Let $C_k(N)$ be the number of integers between $1$ and $N$ inclusive with exactly $k$ square prime factors. It can be shown that with growing $N$ the ratio $\frac{C_k(N)}{N}$ gets arbitrarily close to a constant $c_{k}^{\infty}$, as suggested by the table below.

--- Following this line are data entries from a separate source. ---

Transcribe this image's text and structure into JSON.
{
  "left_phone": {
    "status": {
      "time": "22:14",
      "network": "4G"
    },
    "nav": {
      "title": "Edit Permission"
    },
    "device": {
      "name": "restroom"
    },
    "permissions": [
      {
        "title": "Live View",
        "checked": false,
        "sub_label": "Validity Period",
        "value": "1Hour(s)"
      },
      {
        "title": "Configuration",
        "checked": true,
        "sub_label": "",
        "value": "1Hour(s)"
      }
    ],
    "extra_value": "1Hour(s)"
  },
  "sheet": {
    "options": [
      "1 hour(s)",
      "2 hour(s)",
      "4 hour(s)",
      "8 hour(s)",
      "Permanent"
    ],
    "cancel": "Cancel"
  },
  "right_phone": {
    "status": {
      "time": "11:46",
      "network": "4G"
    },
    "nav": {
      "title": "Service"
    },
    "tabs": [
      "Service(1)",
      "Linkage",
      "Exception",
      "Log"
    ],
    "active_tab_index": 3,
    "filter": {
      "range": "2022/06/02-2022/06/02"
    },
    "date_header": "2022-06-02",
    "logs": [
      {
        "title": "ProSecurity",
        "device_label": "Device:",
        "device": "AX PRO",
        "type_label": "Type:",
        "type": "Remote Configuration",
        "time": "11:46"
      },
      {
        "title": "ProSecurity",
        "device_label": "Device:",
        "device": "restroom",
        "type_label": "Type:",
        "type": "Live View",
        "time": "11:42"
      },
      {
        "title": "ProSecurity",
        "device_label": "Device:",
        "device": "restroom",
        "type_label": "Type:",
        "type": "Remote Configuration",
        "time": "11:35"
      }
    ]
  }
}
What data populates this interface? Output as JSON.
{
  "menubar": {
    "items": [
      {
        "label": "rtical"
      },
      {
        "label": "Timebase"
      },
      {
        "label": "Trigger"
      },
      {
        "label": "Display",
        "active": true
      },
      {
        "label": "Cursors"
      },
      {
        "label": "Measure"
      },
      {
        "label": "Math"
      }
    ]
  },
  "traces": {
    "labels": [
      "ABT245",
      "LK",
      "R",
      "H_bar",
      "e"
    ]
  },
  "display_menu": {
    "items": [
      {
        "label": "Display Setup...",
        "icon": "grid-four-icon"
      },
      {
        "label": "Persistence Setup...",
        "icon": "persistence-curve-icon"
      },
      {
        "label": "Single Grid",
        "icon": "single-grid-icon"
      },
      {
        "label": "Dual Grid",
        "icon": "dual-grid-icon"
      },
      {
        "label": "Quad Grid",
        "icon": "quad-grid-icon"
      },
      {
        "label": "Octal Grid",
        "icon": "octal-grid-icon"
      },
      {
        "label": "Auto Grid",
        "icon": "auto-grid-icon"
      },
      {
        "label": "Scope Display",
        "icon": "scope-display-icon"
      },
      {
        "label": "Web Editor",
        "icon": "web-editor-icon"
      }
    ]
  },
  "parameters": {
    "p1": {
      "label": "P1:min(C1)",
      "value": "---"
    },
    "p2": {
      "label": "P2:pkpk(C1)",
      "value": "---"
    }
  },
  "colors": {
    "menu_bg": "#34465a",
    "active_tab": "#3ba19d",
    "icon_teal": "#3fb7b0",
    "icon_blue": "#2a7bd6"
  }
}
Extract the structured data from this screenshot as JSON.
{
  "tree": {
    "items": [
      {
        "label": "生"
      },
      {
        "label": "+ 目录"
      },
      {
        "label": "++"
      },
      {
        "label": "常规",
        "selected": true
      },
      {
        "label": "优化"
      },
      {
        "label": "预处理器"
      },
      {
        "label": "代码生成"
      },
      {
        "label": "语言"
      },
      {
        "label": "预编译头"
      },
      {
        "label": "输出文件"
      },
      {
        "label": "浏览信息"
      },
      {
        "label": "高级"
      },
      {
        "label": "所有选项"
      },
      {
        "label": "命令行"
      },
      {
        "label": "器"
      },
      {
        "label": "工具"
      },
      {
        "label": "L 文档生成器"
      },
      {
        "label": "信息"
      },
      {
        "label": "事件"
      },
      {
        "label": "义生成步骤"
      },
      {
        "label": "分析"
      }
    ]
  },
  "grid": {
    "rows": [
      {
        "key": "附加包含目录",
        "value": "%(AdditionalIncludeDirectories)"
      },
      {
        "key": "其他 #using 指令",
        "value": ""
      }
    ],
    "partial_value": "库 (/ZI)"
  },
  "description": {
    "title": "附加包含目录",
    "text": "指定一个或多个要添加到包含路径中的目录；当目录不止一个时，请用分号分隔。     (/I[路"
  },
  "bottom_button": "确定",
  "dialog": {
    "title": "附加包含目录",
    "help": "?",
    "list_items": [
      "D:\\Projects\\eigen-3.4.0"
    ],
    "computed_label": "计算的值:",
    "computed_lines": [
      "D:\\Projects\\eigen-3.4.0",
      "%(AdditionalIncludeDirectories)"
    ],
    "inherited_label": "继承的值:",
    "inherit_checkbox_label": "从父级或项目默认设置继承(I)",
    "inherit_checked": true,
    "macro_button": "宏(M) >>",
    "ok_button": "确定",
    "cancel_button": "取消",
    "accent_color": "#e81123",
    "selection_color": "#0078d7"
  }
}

\[\begin{array}{|c|c|c|c|c|c|} \hline & k = 0 & k = 1 & k = 2 & k = 3 & k = 4 \\ \hline C_k(10) & 7 & 3 & 0 & 0 & 0 \\ \hline C_k(10^2) & 61 & 36 & 3 & 0 & 0 \\ \hline C_k(10^3) & 608 & 343 & 48 & 1 & 0 \\ \hline C_k(10^4) & 6083 & 3363 & 533 & 21 & 0 \\ \hline C_k(10^5) & 60794 & 33562 & 5345 & 297 & 2 \\ \hline C_k(10^6) & 607926 & 335438 & 53358 & 3218 & 60 \\ \hline C_k(10^7) & 6079291 & 3353956 & 533140 & 32777 & 834 \\ \hline C_k(10^8) & 60792694 & 33539196 & 5329747 & 329028 & 9257 \\ \hline C_k(10^9) & 607927124 & 335389706 & 53294365 & 3291791 & 95821 \\ \hline c_k^{\infty} & \frac{6}{\pi^2} & 3.3539\times 10^{-1} & 5.3293\times 10^{-2} & 3.2921\times 10^{-3} & 9.7046\times 10^{-5}\\ \hline \end{array}\] Find $c_{7}^{\infty}$. Give the result in scientific notation rounded to 5 signficant digits, using a $e$ to separate mantissa and exponent. E.g. if the answer were $0.000123456789$, then the answer format would be $1.2346e\text{-}4$.